Did you know? The Phoenix and the spiral, symbols of an era

By: Ferran Garcés

We have started the year talking about the animal symbols of Bellesguard. We have also mentioned that the tower was built in two phases. The first, from 1900 to 1909, is led by Gaudí. The second, around 1916, corresponds to Domènec Sugrañes, one of his closest collaborators (he would continue the Sagrada Familia after the master’s death). The animal motifs of Bellesguard were added in the second phase, and we do not know if they follow Gaudí’s original plan or are an idea of Sugrañes himself. In any case, they have been part of the house since the time of its first owners, the Figueras family.

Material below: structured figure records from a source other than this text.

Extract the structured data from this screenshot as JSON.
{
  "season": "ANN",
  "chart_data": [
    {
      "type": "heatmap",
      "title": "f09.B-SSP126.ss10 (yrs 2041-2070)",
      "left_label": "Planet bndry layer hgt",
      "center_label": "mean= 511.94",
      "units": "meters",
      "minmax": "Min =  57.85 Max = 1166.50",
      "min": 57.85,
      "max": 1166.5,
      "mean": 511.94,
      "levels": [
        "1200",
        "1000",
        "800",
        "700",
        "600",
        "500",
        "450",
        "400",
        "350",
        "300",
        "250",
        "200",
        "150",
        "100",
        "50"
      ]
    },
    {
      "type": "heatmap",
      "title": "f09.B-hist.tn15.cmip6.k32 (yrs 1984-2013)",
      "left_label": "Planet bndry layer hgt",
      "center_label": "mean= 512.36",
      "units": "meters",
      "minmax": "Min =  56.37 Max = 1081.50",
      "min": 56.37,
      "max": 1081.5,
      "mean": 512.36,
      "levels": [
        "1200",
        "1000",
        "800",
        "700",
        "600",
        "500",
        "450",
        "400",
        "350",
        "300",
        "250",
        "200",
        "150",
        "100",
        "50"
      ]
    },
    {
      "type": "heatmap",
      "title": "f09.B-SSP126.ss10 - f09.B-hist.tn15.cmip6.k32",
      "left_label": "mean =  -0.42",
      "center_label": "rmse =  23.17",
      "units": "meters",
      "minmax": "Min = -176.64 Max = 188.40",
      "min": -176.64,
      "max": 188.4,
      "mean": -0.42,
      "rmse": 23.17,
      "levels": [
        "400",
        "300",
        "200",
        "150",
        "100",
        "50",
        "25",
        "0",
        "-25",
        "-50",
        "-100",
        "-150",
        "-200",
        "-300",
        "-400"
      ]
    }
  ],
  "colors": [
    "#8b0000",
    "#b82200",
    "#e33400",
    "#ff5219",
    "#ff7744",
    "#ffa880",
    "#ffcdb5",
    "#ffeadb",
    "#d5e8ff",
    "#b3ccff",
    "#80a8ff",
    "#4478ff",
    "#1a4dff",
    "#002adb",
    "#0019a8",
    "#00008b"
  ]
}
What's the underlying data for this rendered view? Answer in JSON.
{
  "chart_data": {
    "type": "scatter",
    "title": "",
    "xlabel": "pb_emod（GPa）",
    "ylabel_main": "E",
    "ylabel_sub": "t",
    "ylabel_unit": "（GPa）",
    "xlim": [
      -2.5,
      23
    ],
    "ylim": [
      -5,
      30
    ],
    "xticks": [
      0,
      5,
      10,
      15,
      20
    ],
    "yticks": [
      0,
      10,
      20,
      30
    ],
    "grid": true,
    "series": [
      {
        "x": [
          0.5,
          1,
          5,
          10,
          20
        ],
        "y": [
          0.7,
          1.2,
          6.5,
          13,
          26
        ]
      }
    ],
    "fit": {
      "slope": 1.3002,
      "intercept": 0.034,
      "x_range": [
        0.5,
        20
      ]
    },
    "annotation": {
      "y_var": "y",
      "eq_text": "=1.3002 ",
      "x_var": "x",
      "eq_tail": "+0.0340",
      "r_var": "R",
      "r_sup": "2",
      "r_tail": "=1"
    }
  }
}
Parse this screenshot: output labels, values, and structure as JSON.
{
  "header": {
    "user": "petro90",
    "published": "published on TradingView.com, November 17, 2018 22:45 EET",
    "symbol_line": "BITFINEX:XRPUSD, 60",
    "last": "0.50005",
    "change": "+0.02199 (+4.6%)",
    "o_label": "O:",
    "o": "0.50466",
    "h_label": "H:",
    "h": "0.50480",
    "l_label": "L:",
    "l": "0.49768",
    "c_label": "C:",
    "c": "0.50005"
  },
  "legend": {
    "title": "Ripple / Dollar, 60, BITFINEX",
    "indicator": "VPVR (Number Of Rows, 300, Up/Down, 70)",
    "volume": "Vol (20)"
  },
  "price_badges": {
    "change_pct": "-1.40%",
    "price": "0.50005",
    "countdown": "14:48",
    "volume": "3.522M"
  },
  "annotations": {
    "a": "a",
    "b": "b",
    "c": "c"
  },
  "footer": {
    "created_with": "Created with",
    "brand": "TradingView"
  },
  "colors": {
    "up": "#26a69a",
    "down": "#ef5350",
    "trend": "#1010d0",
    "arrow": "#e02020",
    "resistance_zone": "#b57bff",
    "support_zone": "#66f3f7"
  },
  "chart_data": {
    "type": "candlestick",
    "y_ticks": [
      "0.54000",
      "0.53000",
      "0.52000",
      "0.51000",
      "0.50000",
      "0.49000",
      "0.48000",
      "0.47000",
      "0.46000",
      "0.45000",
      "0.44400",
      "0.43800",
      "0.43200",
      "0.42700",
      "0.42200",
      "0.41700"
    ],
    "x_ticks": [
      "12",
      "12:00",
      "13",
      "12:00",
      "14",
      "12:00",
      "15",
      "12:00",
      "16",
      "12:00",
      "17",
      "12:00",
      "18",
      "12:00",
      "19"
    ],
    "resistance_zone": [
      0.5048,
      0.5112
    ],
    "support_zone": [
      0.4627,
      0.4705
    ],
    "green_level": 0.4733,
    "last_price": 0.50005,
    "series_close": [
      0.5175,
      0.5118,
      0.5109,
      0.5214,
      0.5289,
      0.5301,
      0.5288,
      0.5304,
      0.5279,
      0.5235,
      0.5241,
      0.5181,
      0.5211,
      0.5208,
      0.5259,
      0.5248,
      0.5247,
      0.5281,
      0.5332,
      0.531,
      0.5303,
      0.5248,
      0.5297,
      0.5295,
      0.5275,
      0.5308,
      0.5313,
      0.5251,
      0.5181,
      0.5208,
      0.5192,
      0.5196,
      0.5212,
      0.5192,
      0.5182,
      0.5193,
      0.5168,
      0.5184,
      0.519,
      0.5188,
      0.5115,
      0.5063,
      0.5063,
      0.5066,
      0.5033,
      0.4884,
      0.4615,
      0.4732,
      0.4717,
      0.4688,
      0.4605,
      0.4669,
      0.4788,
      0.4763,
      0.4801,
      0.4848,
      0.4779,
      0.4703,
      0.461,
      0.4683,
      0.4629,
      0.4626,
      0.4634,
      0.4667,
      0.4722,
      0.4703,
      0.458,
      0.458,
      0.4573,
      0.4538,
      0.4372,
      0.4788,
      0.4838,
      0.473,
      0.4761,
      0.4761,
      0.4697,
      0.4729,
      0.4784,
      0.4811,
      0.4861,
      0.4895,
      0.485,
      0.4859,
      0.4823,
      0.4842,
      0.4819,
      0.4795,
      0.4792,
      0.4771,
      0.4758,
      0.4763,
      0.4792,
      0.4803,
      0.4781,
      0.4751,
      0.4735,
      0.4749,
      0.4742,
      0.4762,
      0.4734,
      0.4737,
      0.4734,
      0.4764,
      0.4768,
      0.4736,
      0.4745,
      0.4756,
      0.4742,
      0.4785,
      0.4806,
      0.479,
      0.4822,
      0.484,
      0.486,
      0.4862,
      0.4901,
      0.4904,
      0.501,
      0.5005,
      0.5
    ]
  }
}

Today’s animal, the last on the list, is the least visible and, at the same time, the most challenging to document regarding its authorship. We find it in a pig in a garden area called “Andalusian patio.” At the base of the pig, we see a motif that repeats in the tower’s vestibule, decorated tiles with roosters and lions. However, on the pig’s belly, we discover a motif found only here: the Phoenix, which, along with the spiral, are symbols of the Renaissance, the cultural, political, and artistic movement in which Torre Bellesguard is framed. But before that, let’s take a brief glimpse into the history of this captivating symbol…

Companion of the pyramids…

The Phoenix is a famous male bird known for its ability to rise from its own ashes. Its myth originated in the land of the pharaohs, where it was called “bennu” and took the form of a heron. The Egyptians associated it with the flooding of the Nile as well as the sun’s return each morning. The Greeks and Romans turned it into a symbol of eternal life, but in the form of an eagle with crimson-colored plumage, explaining the use of the word “phoinix” (Latin for purple or crimson). Later, Christianity adapted it to its unique belief in resurrection.

As this fabulous bird is the only one of its kind and never goes extinct, during the Baroque period, the term Phoenix became synonymous with a unique and excellent person or thing. For example, the Madrid playwright Lope de Vega, due to his prolific literary production, was called the “Phoenix of the ingenios” (geniuses). With the same meaning, we read the phrase “to the glorious Phoenix of Barcelona, Saint Oleguer” on the cover of the Atheneo de Grandesa, an emblem book written by the erudite Barcelonian Josep Romaguera.

The dedication’s Oleguer refers to an archbishop and saint of the city, as Romaguera’s work, written in Barcelona in 1681, was printed under the censorship of the Holy Office, necessitating ecclesiastical approval. The most relevant part of this book is the prologue, as it constitutes one of the earliest defenses of Catalan as a literary language in a time dominated by the use of Spanish. Indeed, Romaguera was one of the few Baroque poets who wrote in Catalan, as well as a prominent member of the Academy of the Distrustful, an institution that, around 1703, had its headquarters in Bellesguard when it was owned by the poet and military man Joan de Gualbes i Copons. Like most of its members, during the War of Spanish Succession, they supported Archduke Charles. After the occupation of Barcelona in 1714, King Philip V closed the academy. Nevertheless, just like the Phoenix, the impetus of Romguera and Gualbes would rise from their ashes in Gaudí’s time…

Companion of Palau Güell and Torre Bellesguard

In the late 19th century, the image of the Phoenix would become a symbol of the Renaissance, the movement aiming to revitalize the culture, politics, and economy of Catalonia. Gaudí and the first owners of the property, the Figueras, were active members of this movement, along with other artists and bourgeois of that time. The most famous example is the header of a newspaper called La Renaixença. It was precisely designed by the architect and friend of Gaudí, Lluís Domènech i Montaner, in 1880. In it, we see a Phoenix, with its classical iconography, the same as the pig in Bellesguard: a profile head and raised wings.

 

The spiral, the concealed Phoenix

The promoter of the newspaper La Renaixença was Eusebi Güell, Gaudí’s great patron, and precisely, the other prominent Phoenix of this time is the one Gaudí designed for him at the palace named after him on Nou de la Rambla street. It welcomes pedestrians just at the entrance of the building, atop a medieval helm resting on the shield of Catalonia, with the four bars arranged helically. A geometric device that Gaudí would repeat, replacing the wrought iron of the Palau Güell sculpture with a trencadís of glass pieces on the pinnacle of Torre Bellesguard. This decorative motif serves as a reminder that the spiral, like the Phoenix, was another symbol of the Renaissance…

Let’s remember that the spiral is a curve that seems to have no end. Each turn suggests the Phoenix rising from its ashes. It is not surprising, therefore, that this geometric shape is so present in Gaudí’s work, both in decorative and structural aspects. However, at Torre Bellesguard, it is less visible on the outside because, in homage to the disappeared medieval castle of King Martí I l’Humà, Gaudí adopts the straight lines of neo-Gothic. Inside, though, the entire tower spirals up to the pinnacle, crowned by the helical flag of the rooftop. The spiral is also present in the small decorative details that adorn both the garden and the interior.